Questi medici sono stati tra i primi a scavare più a fondo nelle menti dei serial killer. Il loro lavoro, tra le ricerche di psicologi successivi, ha contribuito a creare le linee guida per la pratica modernamente nota come 'profiling'.
Nel campo della criminologia sono riconosciuti accanto al dottor Al Carlise, le cui conversazioni con assassini come Ted Bundy sono oggetto della nuova serie Iogeneration ' Violent Minds: assassini su nastro ,' in anteprima Domenica , 2 aprile A 7/6c .
Per conoscere la storia della profilazione e coloro che sono venuti prima del dottor Al Carlisle, continua a leggere qui sotto!
George Phillips e Thomas Bond
Utilizzando una combinazione di risultati dell'autopsia e prove sulla scena del crimine, George Phillips e Thomas Bond hanno predetto elementi della personalità, dei modelli comportamentali e delle scelte di vita di Jack lo Squartatore.
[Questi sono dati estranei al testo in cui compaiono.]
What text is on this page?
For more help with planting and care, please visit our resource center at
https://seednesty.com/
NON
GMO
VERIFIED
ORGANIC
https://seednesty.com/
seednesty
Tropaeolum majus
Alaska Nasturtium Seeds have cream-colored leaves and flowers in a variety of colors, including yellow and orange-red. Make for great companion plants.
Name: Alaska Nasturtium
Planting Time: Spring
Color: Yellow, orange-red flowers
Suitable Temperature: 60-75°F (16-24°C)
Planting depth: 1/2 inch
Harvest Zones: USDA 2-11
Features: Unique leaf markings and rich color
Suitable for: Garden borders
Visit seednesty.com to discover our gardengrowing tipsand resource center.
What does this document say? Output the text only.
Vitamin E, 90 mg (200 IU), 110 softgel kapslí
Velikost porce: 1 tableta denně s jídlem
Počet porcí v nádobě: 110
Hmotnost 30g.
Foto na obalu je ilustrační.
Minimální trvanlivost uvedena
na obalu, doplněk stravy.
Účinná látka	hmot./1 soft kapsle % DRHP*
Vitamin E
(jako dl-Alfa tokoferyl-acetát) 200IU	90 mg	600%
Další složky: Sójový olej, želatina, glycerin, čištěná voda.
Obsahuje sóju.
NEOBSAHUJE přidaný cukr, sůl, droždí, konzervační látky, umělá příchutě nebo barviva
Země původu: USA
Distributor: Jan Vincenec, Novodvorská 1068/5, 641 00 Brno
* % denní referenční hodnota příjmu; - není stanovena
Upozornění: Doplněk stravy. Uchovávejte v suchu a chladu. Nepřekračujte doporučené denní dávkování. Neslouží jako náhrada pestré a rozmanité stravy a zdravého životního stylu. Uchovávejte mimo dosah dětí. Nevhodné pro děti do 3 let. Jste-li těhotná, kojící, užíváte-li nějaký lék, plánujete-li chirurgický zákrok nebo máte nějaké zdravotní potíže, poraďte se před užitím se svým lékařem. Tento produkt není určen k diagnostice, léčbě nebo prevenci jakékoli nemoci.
Il duo ha sviluppato un profilo abbastanza specifico da avvicinare gli investigatori alla scoperta chi era veramente Jack lo Squartatore .
Contrariamente alla credenza popolare, hanno concluso che Jack lo Squartatore non era un professionista medico, nonostante la meticolosa mutilazione delle sue vittime. Invece, hanno attribuito i suoi omicidi a prolungata solitudine, periodiche esplosioni di mania e desideri sessuali incontrollabili, secondo Psicologia oggi .
Phillips e Bond hanno ipotizzato che i crimini di Jack lo Squartatore riflettessero il suo stato psicologico, fornendo informazioni su chi fosse ed esemplificando l'efficacia della profilazione criminale.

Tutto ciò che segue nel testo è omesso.